Using sports idioms to hash out issues of war and peace may seem inappropriate, but it is possible to say that the month-long India-China military standoff on the border near Sikkim is about to enter the home stretch this weekend.
The last curve on the racetrack is approaching in a couple of days, and what is clear is that there can only be one winner.
If the expectation was that the visit by Indian National Security Adviser Ajit Doval to Beijing to attend the seventh meeting of BRICS High Representatives on Thursday and Friday could provide a window of opportunity for a meaningful conversation to find a face-saving formula to resolve the standoff, that now seems unlikely.
On Monday, Beijing drew the red line for the benefit of Indian policymakers huddling to finalize Doval’s “talking points” in Beijing. The red line is that India must leave “Chinese territory” unconditionally, unilaterally, without further delay.
For the first time, the Chinese Defense Ministry waded into the discourse, with its spokesman Senior Colonel Wu Qian asserting that the People’s Liberation Army will defend Chinese territory “at all costs” and disclosing that Chinese border troops have “taken initial countermeasures at the site and will step up targeted deployment and training”.
Wu urged India to “abandon any impractical illusions” over the PLA’s “unshakable determination to defend national sovereignty and territorial integrity”.
Meanwhile, Chinese Foreign Ministry spokesman Lu Kang hinted at a regular media briefing on Monday that a meeting between Doval and his Chinese host State Councilor Yang Jiechi “to exchange views” could not be ruled out.
Curiously, the Communist Party tabloid Global Times in an editorial on Monday highlighted that Doval was the problem rather than the solution, saying he was “believed to be one of the main schemers behind the current border standoff”.
An accusing finger has been pointed at the Prime Minister’s Office in New Delhi. Doval reports to Indian Prime Minister Narendra Modi.
The Global Times has a pronounced nationalist outlook, but making allowance for that, something seems to have changed fundamentally in the Chinese rhetoric.
It may be risky to be dismissive about the Chinese articulations as mere rhetorical flourish. The PLA has appeared on the front line as the lead actor. And China’s Military Commission is headed by none other than President Xi Jinping.
The Global Times editorial underlined that New Delhi should give up any “illusions”, since PLA forces “are being deployed to the border area, and will take effective countermeasures”.
Importantly, it ended with a political message that the Modi government may face self-invited humiliation. An analogy has been drawn that India may face “its most serious strategic setback since 1962”.
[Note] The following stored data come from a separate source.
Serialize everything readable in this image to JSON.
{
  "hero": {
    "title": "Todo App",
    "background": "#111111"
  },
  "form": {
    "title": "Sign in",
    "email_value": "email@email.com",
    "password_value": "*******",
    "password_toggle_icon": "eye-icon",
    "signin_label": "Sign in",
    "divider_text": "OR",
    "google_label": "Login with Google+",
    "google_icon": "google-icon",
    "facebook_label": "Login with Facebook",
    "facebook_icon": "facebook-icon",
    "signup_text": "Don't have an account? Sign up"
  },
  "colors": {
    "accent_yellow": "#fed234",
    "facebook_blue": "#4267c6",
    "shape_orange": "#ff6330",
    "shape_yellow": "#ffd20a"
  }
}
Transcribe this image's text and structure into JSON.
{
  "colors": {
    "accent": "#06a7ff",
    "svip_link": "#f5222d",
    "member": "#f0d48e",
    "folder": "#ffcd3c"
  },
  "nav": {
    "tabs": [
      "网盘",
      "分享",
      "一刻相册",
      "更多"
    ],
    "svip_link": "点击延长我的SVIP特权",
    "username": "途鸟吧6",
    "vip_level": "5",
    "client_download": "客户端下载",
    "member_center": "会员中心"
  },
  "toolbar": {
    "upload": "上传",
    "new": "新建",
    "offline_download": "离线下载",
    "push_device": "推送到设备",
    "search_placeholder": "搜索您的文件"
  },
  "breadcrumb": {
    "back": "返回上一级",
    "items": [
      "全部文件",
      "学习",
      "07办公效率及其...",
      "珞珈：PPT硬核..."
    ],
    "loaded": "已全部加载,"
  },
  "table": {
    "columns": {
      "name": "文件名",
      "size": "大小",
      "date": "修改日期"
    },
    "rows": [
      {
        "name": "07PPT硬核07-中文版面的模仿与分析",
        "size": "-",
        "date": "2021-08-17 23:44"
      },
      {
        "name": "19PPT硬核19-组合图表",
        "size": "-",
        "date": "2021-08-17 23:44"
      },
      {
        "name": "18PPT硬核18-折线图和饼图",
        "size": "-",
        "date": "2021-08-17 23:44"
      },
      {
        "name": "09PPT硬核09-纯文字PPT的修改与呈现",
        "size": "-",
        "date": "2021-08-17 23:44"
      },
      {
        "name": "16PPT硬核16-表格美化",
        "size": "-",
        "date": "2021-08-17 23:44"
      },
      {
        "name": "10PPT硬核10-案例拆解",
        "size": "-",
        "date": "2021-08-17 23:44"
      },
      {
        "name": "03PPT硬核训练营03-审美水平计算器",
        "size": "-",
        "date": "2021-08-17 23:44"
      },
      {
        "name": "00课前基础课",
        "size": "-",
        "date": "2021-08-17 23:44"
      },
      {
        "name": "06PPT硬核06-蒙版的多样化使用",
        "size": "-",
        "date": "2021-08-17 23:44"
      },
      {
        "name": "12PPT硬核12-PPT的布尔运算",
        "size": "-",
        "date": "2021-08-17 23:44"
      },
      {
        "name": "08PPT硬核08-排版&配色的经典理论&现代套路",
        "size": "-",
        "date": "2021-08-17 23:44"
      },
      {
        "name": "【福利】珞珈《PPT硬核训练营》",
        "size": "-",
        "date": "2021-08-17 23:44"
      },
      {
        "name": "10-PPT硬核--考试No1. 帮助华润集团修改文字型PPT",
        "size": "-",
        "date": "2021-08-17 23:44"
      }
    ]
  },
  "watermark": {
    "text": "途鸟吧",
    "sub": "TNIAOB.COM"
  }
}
On the other hand, right-wing opinion in India continues to be that this is all Beijing’s “psywar”, and that China is only bluffing.
In this optimistic view, India is well prepared militarily and in reality China is “rattled” by the resoluteness of the Indian action to cross the border – something no previous Indian government before Modi’s leadership dared to do.
The argument that this is platinum-grade “muscular diplomacy” is predicated on the belief that what ensues may be “a short intense war” in which the PLA simply cannot muster the forces necessary to overcome the three Indian Army divisions deployed in the vicinity of the theater of contestation in Doklam.
The core assumption here is that China has no option but to accept as fait accompli the new fact on the ground, which the Indian Army has created. One analyst wrote: “Nothing is likely to happen other than more ejections of more hot air and gas from the Chinese side…. The PLA has just about another month to start an affray before the weather begins closing in. Beijing apparently doesn’t rate the PLA’s chances highly. Otherwise, it would, by now, have done something instead of just raving and ranting.”
Analysts close to Indian military circles assess that if China does not contest the new fact on the ground in Doklam, it will constitute “victory” for New Delhi and a strategic defeat for China.
Of course, a case can be made that “you live only once, so make the best of it”. But in the life of nations, there are assumptions and assumptions – and certain assumptions a nation makes at defining moments must be absolutely ironclad, with zero margin of error.
In 1962 India failed the litmus test with disastrous consequences. The assumption that the PLA is a paper tiger may be stretching things too far.
Besides, wars are never fought at the military level alone. Comprehensive national power invariably comes into play.
How long and weary the home stretch is going to be may become clear by this weekend.